What did the valves look like when you had it open? If it has a burnt valve, then it will leak up and won't have good compression. (both intake and exhaust) OR, if they just don't seal well, then you will have lower compression. Now I don't know much about exactly what kind of engine a Honda ATC 110 has in it (hopefully we aren't talking about a 2 stroke, because they don't have valves like a 4 stroke) but thats just my experience......
If it's on a Honda ATC like you mentioned, than it could be a number of things: blown head gasket, cracked head, leaky valves due to carbon build-up or just badly seated due to wear or even mal-adjusted or a broken valve spring. That motor should have at least 150 psi. Is the head properly torqued?
Many of those Honda engines are built the same way from 50cc to 110cc.
It would be my guess that the valves are not adjusted properly. They have solid lifters and if not adjusted with the correct clearance the valve will stay open and cause leaking. If I remember right the intake will be set at about .008 thousands and the exaust will be at .010. If you don't know the specs. these numbers will be in the ballpark. Set it to these numbers and then recheck the compression. Remember you need to have the piston TDC on the ingition cycle so both valves are closed when setting the gap on the tappet. Do this with a cold engine.
I just thought of something else. If you just changed the rings you had to pull the head off.

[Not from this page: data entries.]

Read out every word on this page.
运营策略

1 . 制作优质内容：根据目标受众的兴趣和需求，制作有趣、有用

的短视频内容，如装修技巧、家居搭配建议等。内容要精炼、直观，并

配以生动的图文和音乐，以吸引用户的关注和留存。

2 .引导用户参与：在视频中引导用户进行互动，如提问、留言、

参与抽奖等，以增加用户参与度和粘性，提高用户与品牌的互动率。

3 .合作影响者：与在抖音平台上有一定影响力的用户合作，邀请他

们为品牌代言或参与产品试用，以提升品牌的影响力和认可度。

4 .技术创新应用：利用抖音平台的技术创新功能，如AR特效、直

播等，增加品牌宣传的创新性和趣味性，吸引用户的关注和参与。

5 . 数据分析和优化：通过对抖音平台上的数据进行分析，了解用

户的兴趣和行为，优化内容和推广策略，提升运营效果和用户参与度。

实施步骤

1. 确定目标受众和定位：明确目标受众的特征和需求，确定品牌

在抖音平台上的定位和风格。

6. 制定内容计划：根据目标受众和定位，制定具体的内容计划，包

When you did this you had to take the timing chain off. You must install the timing chain with the marks all lined correctly. It has been along time sence I had one of these apart but there is a mark on the gear and a mark on the chain. Look on the flywheel. There should be a mark that lines up with something like a notch or a scale of some type. Set the flywheel so the marks line up and look at the timing gears and chains to make sure everything is lined up like it needs to be.
If you are one tooth off, on the gear, the valve will be opening to soon or to late and causing low compression.

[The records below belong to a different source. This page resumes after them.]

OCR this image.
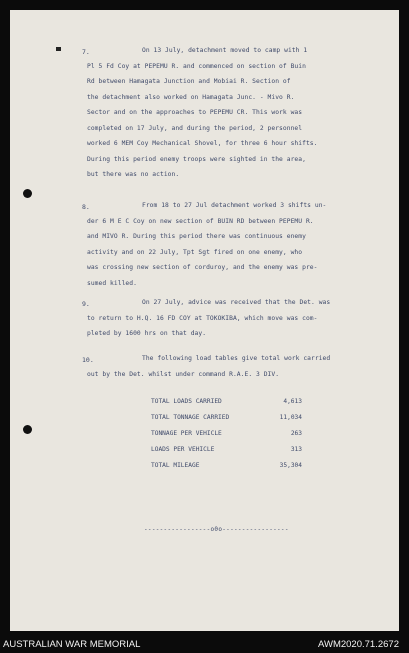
7.	On 13 July, detachment moved to camp with 1
Pl 5 Fd Coy at PEPEMU R. and commenced on section of Buin
Rd between Hamagata Junction and Mobiai R. Section of
the detachment also worked on Hamagata Junc. - Mivo R.
Sector and on the approaches to PEPEMU CR. This work was
completed on 17 July, and during the period, 2 personnel
worked 6 MEM Coy Mechanical Shovel, for three 6 hour shifts.
During this period enemy troops were sighted in the area,
but there was no action.
8.	From 18 to 27 Jul detachment worked 3 shifts un-
der 6 M E C Coy on new section of BUIN RD between PEPEMU R.
and MIVO R. During this period there was continuous enemy
activity and on 22 July, Tpt Sgt fired on one enemy, who
was crossing new section of corduroy, and the enemy was pre-
sumed killed.
9.	On 27 July, advice was received that the Det. was
to return to H.Q. 16 FD COY at TOKOKIBA, which move was com-
pleted by 1600 hrs on that day.
10.	The following load tables give total work carried
out by the Det. whilst under command R.A.E. 3 DIV.
TOTAL LOADS CARRIED	4,613
TOTAL TONNAGE CARRIED	11,034
TONNAGE PER VEHICLE	263
LOADS PER VEHICLE	313
TOTAL MILEAGE	35,304
-----------------o0o-----------------
AUSTRALIAN WAR MEMORIAL	AWM2020.71.2672
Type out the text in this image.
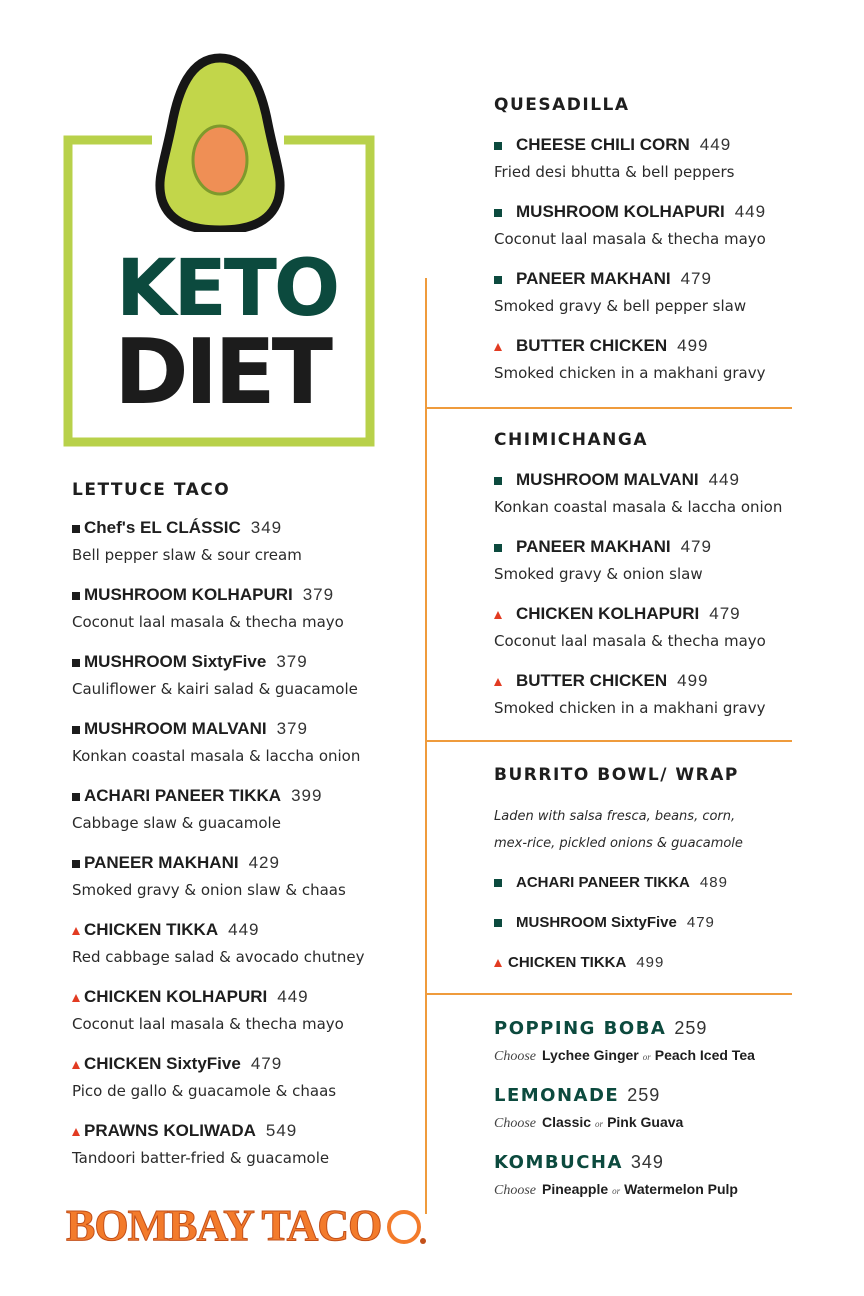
KETO
DIET
LETTUCE TACO
Chef's EL CLÁSSIC 349
Bell pepper slaw & sour cream
MUSHROOM KOLHAPURI 379
Coconut laal masala & thecha mayo
MUSHROOM SixtyFive 379
Cauliflower & kairi salad & guacamole
MUSHROOM MALVANI 379
Konkan coastal masala & laccha onion
ACHARI PANEER TIKKA 399
Cabbage slaw & guacamole
PANEER MAKHANI 429
Smoked gravy & onion slaw & chaas
CHICKEN TIKKA 449
Red cabbage salad & avocado chutney
CHICKEN KOLHAPURI 449
Coconut laal masala & thecha mayo
CHICKEN SixtyFive 479
Pico de gallo & guacamole & chaas
PRAWNS KOLIWADA 549
Tandoori batter-fried & guacamole
QUESADILLA
CHEESE CHILI CORN 449
Fried desi bhutta & bell peppers
MUSHROOM KOLHAPURI 449
Coconut laal masala & thecha mayo
PANEER MAKHANI 479
Smoked gravy & bell pepper slaw
BUTTER CHICKEN 499
Smoked chicken in a makhani gravy
CHIMICHANGA
MUSHROOM MALVANI 449
Konkan coastal masala & laccha onion
PANEER MAKHANI 479
Smoked gravy & onion slaw
CHICKEN KOLHAPURI 479
Coconut laal masala & thecha mayo
BUTTER CHICKEN 499
Smoked chicken in a makhani gravy
BURRITO BOWL/ WRAP
Laden with salsa fresca, beans, corn,
mex-rice, pickled onions & guacamole
ACHARI PANEER TIKKA 489
MUSHROOM SixtyFive 479
CHICKEN TIKKA 499
POPPING BOBA 259
Choose Lychee Ginger or Peach Iced Tea
LEMONADE 259
Choose Classic or Pink Guava
KOMBUCHA 349
Choose Pineapple or Watermelon Pulp
BOMBAY TACO
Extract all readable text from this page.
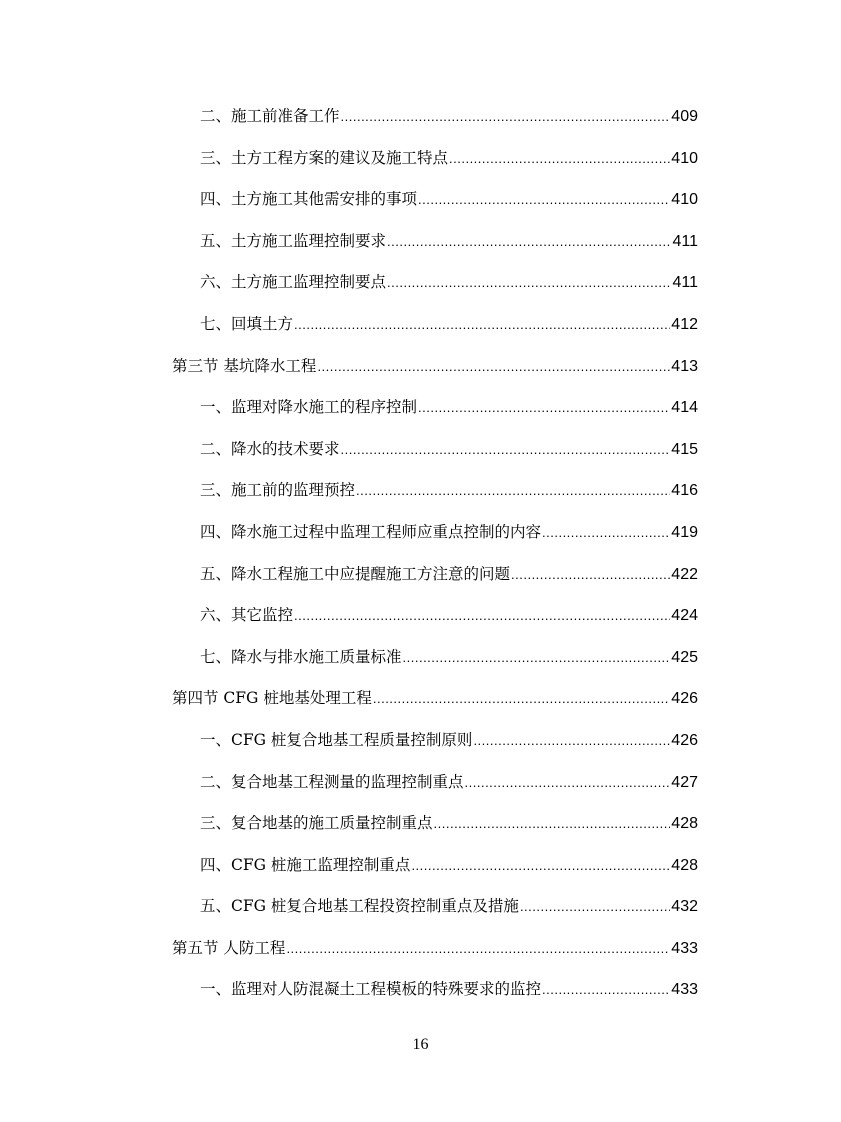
二、施工前准备工作 .....	409
三、土方工程方案的建议及施工特点 .....	410
四、土方施工其他需安排的事项 .....	410
五、土方施工监理控制要求 .....	411
六、土方施工监理控制要点 .....	411
七、回填土方 .....	412
第三节 基坑降水工程 .....	413
一、监理对降水施工的程序控制 .....	414
二、降水的技术要求 .....	415
三、施工前的监理预控 .....	416
四、降水施工过程中监理工程师应重点控制的内容 .....	419
五、降水工程施工中应提醒施工方注意的问题 .....	422
六、其它监控 .....	424
七、降水与排水施工质量标准 .....	425
第四节 CFG 桩地基处理工程 .....	426
一、CFG 桩复合地基工程质量控制原则 .....	426
二、复合地基工程测量的监理控制重点 .....	427
三、复合地基的施工质量控制重点 .....	428
四、CFG 桩施工监理控制重点 .....	428
五、CFG 桩复合地基工程投资控制重点及措施 .....	432
第五节 人防工程 .....	433
一、监理对人防混凝土工程模板的特殊要求的监控 .....	433
16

D Noel, thanks for all of the input. I did not line up the marks. Would this cause that much reduction in the compression? If it was the head gasket, then I would have 0 compression, right? I think that it could be the valves, I didn't bother to clean them although they did look like they had some carbon buildup. Would dirty valves cause that much reduction in compression?
It has been almost 30 years ago that I had one of those apart but I think the timing chain has a gold colored link and the gear has a round dot or a punch mark. These must be lined up. I bet you may have turned the flywheel a little bit when you were working on it, then it would have changed the valve timing. Yes, you would have low compression if the valve timing is off. For example, the piston would be coming up on compression and the intake would still be open. By the time it closed the piston would be to far up to the head to make the full 120psi compression. You would get a low number, consistantly.

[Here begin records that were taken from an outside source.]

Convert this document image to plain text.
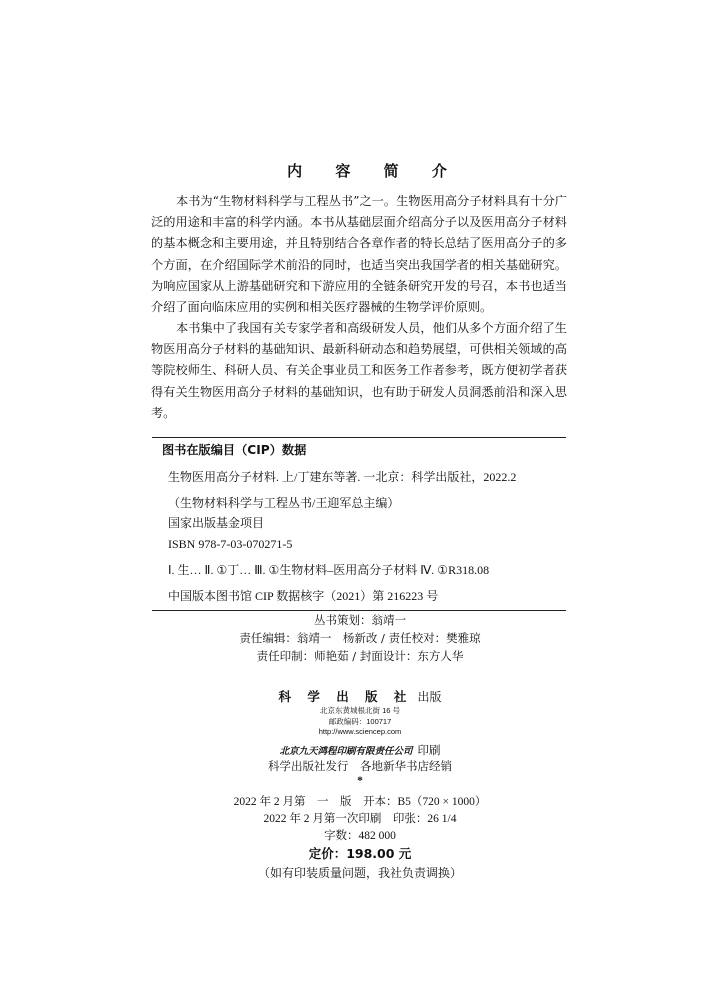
内 容 简 介

本书为“生物材料科学与工程丛书”之一。生物医用高分子材料具有十分广泛的用途和丰富的科学内涵。本书从基础层面介绍高分子以及医用高分子材料的基本概念和主要用途，并且特别结合各章作者的特长总结了医用高分子的多个方面，在介绍国际学术前沿的同时，也适当突出我国学者的相关基础研究。为响应国家从上游基础研究和下游应用的全链条研究开发的号召，本书也适当介绍了面向临床应用的实例和相关医疗器械的生物学评价原则。

本书集中了我国有关专家学者和高级研发人员，他们从多个方面介绍了生物医用高分子材料的基础知识、最新科研动态和趋势展望，可供相关领域的高等院校师生、科研人员、有关企事业员工和医务工作者参考，既方便初学者获得有关生物医用高分子材料的基础知识，也有助于研发人员洞悉前沿和深入思考。

图书在版编目（CIP）数据
生物医用高分子材料. 上/丁建东等著. 一北京：科学出版社，2022.2
（生物材料科学与工程丛书/王迎军总主编）
国家出版基金项目
ISBN 978-7-03-070271-5
Ⅰ. 生… Ⅱ. ①丁… Ⅲ. ①生物材料–医用高分子材料 Ⅳ. ①R318.08
中国版本图书馆 CIP 数据核字（2021）第 216223 号
丛书策划：翁靖一
责任编辑：翁靖一　杨新改 / 责任校对：樊雅琼
责任印制：师艳茹 / 封面设计：东方人华
科 学 出 版 社 出版
北京东黄城根北街 16 号
邮政编码：100717
http://www.sciencep.com
北京九天鸿程印刷有限责任公司 印刷
科学出版社发行　各地新华书店经销
*
2022 年 2 月第　一　版　开本：B5（720 × 1000）
2022 年 2 月第一次印刷　印张：26 1/4
字数：482 000
定价：198.00 元
（如有印装质量问题，我社负责调换）
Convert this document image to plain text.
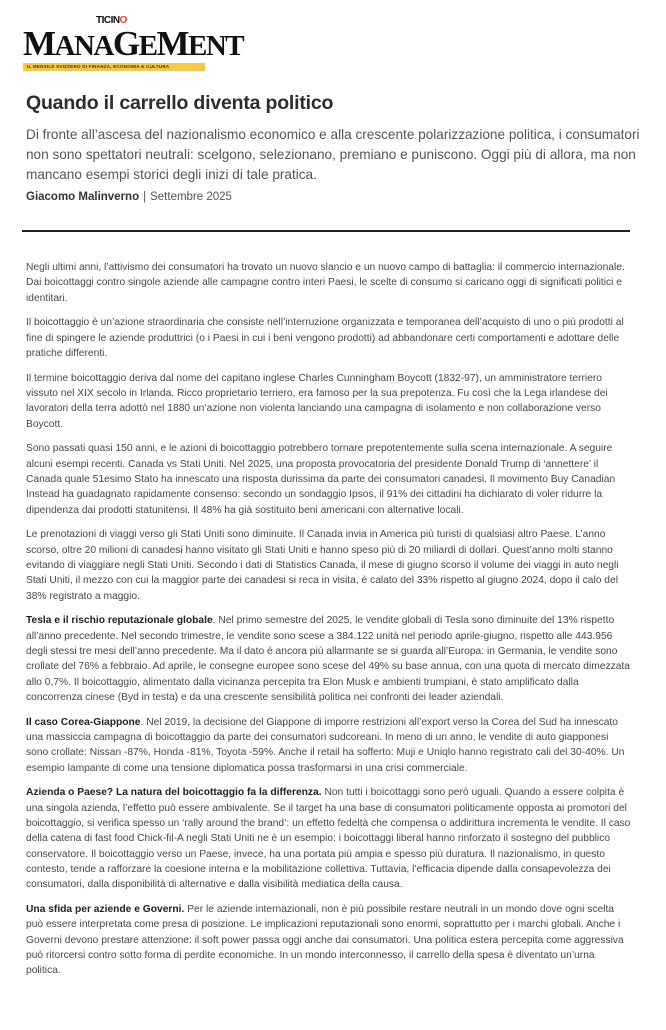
TICINO
MANAGEMENT
IL MENSILE SVIZZERO DI FINANZA, ECONOMIA E CULTURA
Quando il carrello diventa politico

Di fronte all’ascesa del nazionalismo economico e alla crescente polarizzazione politica, i consumatori non sono spettatori neutrali: scelgono, selezionano, premiano e puniscono. Oggi più di allora, ma non mancano esempi storici degli inizi di tale pratica.

Giacomo Malinverno | Settembre 2025

Negli ultimi anni, l’attivismo dei consumatori ha trovato un nuovo slancio e un nuovo campo di battaglia: il commercio internazionale. Dai boicottaggi contro singole aziende alle campagne contro interi Paesi, le scelte di consumo si caricano oggi di significati politici e identitari.

Il boicottaggio è un’azione straordinaria che consiste nell’interruzione organizzata e temporanea dell’acquisto di uno o più prodotti al fine di spingere le aziende produttrici (o i Paesi in cui i beni vengono prodotti) ad abbandonare certi comportamenti e adottare delle pratiche differenti.

Il termine boicottaggio deriva dal nome del capitano inglese Charles Cunningham Boycott (1832-97), un amministratore terriero vissuto nel XIX secolo in Irlanda. Ricco proprietario terriero, era famoso per la sua prepotenza. Fu così che la Lega irlandese dei lavoratori della terra adottò nel 1880 un’azione non violenta lanciando una campagna di isolamento e non collaborazione verso Boycott.

Sono passati quasi 150 anni, e le azioni di boicottaggio potrebbero tornare prepotentemente sulla scena internazionale. A seguire alcuni esempi recenti. Canada vs Stati Uniti. Nel 2025, una proposta provocatoria del presidente Donald Trump di ‘annettere’ il Canada quale 51esimo Stato ha innescato una risposta durissima da parte dei consumatori canadesi. Il movimento Buy Canadian Instead ha guadagnato rapidamente consenso: secondo un sondaggio Ipsos, il 91% dei cittadini ha dichiarato di voler ridurre la dipendenza dai prodotti statunitensi. Il 48% ha già sostituito beni americani con alternative locali.

Le prenotazioni di viaggi verso gli Stati Uniti sono diminuite. Il Canada invia in America più turisti di qualsiasi altro Paese. L’anno scorso, oltre 20 milioni di canadesi hanno visitato gli Stati Uniti e hanno speso più di 20 miliardi di dollari. Quest’anno molti stanno evitando di viaggiare negli Stati Uniti. Secondo i dati di Statistics Canada, il mese di giugno scorso il volume dei viaggi in auto negli Stati Uniti, il mezzo con cui la maggior parte dei canadesi si reca in visita, è calato del 33% rispetto al giugno 2024, dopo il calo del 38% registrato a maggio.

Tesla e il rischio reputazionale globale. Nel primo semestre del 2025, le vendite globali di Tesla sono diminuite del 13% rispetto all’anno precedente. Nel secondo trimestre, le vendite sono scese a 384.122 unità nel periodo aprile-giugno, rispetto alle 443.956 degli stessi tre mesi dell’anno precedente. Ma il dato è ancora più allarmante se si guarda all’Europa: in Germania, le vendite sono crollate del 76% a febbraio. Ad aprile, le consegne europee sono scese del 49% su base annua, con una quota di mercato dimezzata allo 0,7%. Il boicottaggio, alimentato dalla vicinanza percepita tra Elon Musk e ambienti trumpiani, è stato amplificato dalla concorrenza cinese (Byd in testa) e da una crescente sensibilità politica nei confronti dei leader aziendali.

Il caso Corea-Giappone. Nel 2019, la decisione del Giappone di imporre restrizioni all’export verso la Corea del Sud ha innescato una massiccia campagna di boicottaggio da parte dei consumatori sudcoreani. In meno di un anno, le vendite di auto giapponesi sono crollate: Nissan -87%, Honda -81%, Toyota -59%. Anche il retail ha sofferto: Muji e Uniqlo hanno registrato cali del 30-40%. Un esempio lampante di come una tensione diplomatica possa trasformarsi in una crisi commerciale.

Azienda o Paese? La natura del boicottaggio fa la differenza. Non tutti i boicottaggi sono però uguali. Quando a essere colpita è una singola azienda, l’effetto può essere ambivalente. Se il target ha una base di consumatori politicamente opposta ai promotori del boicottaggio, si verifica spesso un ‘rally around the brand’: un effetto fedeltà che compensa o addirittura incrementa le vendite. Il caso della catena di fast food Chick-fil-A negli Stati Uniti ne è un esempio: i boicottaggi liberal hanno rinforzato il sostegno del pubblico conservatore. Il boicottaggio verso un Paese, invece, ha una portata più ampia e spesso più duratura. Il nazionalismo, in questo contesto, tende a rafforzare la coesione interna e la mobilitazione collettiva. Tuttavia, l’efficacia dipende dalla consapevolezza dei consumatori, dalla disponibilità di alternative e dalla visibilità mediatica della causa.

Una sfida per aziende e Governi. Per le aziende internazionali, non è più possibile restare neutrali in un mondo dove ogni scelta può essere interpretata come presa di posizione. Le implicazioni reputazionali sono enormi, soprattutto per i marchi globali. Anche i Governi devono prestare attenzione: il soft power passa oggi anche dai consumatori. Una politica estera percepita come aggressiva può ritorcersi contro sotto forma di perdite economiche. In un mondo interconnesso, il carrello della spesa è diventato un’urna politica.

If you have a nice dealer, he may copy the pages you need from the overhaul manual. A good book or reference is worth a lot of mistakes.
I did my first rebuild on a Honda 50. I was in the third grade. My next rebuild was on a Honda 70 in the sixth grade. I haven't opened one up sence. Moved to outboards, two stokes and snowmobiles.
Oh, one more thing that I should add is that it constitantley backfires from the exhaust pipe, could this prove that the timing is off? Thanks for all of the feedback. I think I'm close to fixing this problem,
Yes it would backfire. The flywheel also controls the ignition timing. If you moved the flywheel from Zero position and installed the head without the valve timing being in the correct position it could be making enough compression to fire and then the exhaust valve opens and "pop" out goes the fire through the pipe. From your description, I would bet money that you got things back together without the valve timing being in sink with the crank timing. The Zero mark on the flywheel will be TDC "Top Dead Center"
Both the valves should be fully closed and the piston at the top of the stroke.
Well, I modified the timing and it definately was off. I still have very low compression about 60 psi and the backfire condition is gone. How can I tell if my valves are leaking?? Is there some easy test to do?? What else could it be, I just changed the piston rings???[V]
Did you set the valve tappet clearance? On the top and the bottom of the head there is a round cap that covers the tappets. You can take these off with a large cresent wrench. The tappets will have a small jam nut and a square headed threaded adjuster. You need to set the clearance between the valve stem and the adjuster so that there is at least .008 clearance. on the intake and .010 on the exhaust. I don't know the compression specs for that engine, it most likely is not a real high compression engine if I remember right. Have you got it to start yet?